Sociedade

Tribunal de Contas arrasa gestão de tempos de espera no SNS

Auditoria revelada ontem acusou ministério de cancelar inscrições para consulta para diminuir listas de espera. Tutela rejeita limpezas artificiais

O Tribunal de Contas acusou ontem a Administração Central do Sistema de Saúde (ACSS) de eliminar pedidos de consulta com elevada antiguidade para os hospitais no SNS , “falseando” assim os indicadores de desempenho reportados. O verbo usado foi este, com os auditores a recomendarem o fim de procedimentos que “resultem na diminuição artificial das listas e dos tempos de espera no SNS” e a pedir verificações regulares, por uma entidade externa à ACSS, aos indicadores publicitados pela tutela.

O i solicitou esclarecimentos ao ministério da Saúde e a resposta chegou num comunicado da ACSS, onde se rejeita “qualquer intervenção artificial na gestão das listas de utentes”.

A ACSS remete para o contraditório feito junto do tribunal. Para o organismo que gere o financiamento e acesso ao SNS, a eliminação de pedidos resultou de reclamações e alertas dos hospitais quando começaram a ser disponibilizados ao público dados sobre os tempos de espera e visavam eliminar erros administrativos, acumulados ao longo dos anos e que não correspondiam a doentes de facto à espera. “Ação essa totalmente desprovida de qualquer intenção de ‘manipulação de registos’ ou de ‘adulteração das listas e tempos de espera’, que por completo se repudia”, disse a ACSS no contraditório.

De acordo com os auditores, esta prática não aconteceu apenas em 2016, começou na anterior legislatura. Segundo o tribunal, os cancelamentos de pedidos de consulta mais do que duplicaram no triénio analisado na auditoria (2014 a 2015), o que consideram ter resultado maioritariamente das iniciativas centralizadas de limpeza das listas de espera.

Internalização não convence auditores 

Esta não é a única crítica no relatório. Os auditores declaram também que a tentativa internalizar resposta no SNS por parte do atual do governo, incentivando as transferências entre hospitais públicos e deixando de emitir automaticamente vales-cirurgia para o privado, prejudicou os doentes.

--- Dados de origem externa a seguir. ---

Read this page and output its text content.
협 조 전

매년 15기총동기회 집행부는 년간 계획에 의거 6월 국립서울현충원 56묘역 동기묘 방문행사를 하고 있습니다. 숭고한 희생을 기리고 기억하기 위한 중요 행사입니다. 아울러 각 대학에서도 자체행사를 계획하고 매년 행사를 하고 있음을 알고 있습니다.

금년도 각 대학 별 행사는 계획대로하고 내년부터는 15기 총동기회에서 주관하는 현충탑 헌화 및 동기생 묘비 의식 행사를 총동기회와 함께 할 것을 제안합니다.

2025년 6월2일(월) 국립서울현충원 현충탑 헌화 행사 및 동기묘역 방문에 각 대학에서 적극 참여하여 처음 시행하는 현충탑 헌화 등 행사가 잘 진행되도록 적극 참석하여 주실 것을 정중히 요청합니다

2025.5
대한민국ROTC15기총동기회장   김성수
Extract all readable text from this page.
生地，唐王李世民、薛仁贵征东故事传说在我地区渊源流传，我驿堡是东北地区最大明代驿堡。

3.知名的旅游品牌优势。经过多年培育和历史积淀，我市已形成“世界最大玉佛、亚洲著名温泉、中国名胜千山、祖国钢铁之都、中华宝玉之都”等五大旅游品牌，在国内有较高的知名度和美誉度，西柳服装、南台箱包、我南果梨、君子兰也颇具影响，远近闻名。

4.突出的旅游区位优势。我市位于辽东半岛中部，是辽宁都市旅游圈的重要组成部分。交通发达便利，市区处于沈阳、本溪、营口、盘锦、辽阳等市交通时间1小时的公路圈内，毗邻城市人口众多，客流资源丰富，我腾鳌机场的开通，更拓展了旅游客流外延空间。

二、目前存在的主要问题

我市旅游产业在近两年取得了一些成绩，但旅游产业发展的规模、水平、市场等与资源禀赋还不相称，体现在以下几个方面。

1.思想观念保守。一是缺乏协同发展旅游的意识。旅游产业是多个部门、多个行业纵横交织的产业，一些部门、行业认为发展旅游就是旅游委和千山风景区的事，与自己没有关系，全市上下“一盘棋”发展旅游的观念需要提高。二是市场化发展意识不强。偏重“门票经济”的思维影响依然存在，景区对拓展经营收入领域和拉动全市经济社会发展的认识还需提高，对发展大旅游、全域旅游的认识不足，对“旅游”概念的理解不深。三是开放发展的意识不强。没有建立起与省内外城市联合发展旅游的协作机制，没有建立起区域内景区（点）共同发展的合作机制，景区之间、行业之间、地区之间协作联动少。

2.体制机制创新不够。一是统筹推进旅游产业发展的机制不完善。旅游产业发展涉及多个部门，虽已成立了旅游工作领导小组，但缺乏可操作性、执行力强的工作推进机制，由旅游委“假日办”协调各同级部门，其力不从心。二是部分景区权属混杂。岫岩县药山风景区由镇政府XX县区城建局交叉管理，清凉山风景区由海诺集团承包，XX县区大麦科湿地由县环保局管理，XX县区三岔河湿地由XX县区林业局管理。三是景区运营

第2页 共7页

O relatório assinala que, no global, os indicadores de acesso quer nas consultas quer nas cirurgias se degradaram nos anos analisados, o que a ACSS contraria com o facto de os hospitais públicos estarem a fazer cada vez mais consultas e cirurgias. Não chega, é a conclusão do Tribunal de Contas. “A resposta do SNS à procura de consultas externas é insuficiente: as consultas realizadas respondem a menos de 50% do total dos pedidos de consulta e 29% destes pedidos foram, em 2016 resolvidos para lá dos tempos máximos de resposta garantidos”, detalha por exemplo o relatório. Um dos alertas, no caso das cirurgias, é que o incumprimento dos tempos de resposta não só aumentou como tem sido maior nos casos prioritários. Cerca de 8621 doentes com cancro foram operados em 2016 para lá do tempo recomendável, número que representa 20% dos doentes oncológicos operados no ano passado.

O TdC revela ainda que, em 2016, 2605 doentes inscritos para cirurgia morreram sem serem operados, sendo 231 doentes oncológicos. No contraditório, a ACSS assinala que estes casos baixaram nos últimos dois anos.

Em setembro, numa entrevista ao SOL, o ministro da Saúde reconheceu que em 2018, se o sistema não der resposta atempada, os doentes serão encaminhados para o privado, mesmo no caso de consultas – atualmente isso só acontece nas cirurgias. “Os portugueses não têm culpa que o sistema demore muito tempo a resolver as suas dificuldades”, disse Adalberto Campos Fernandes.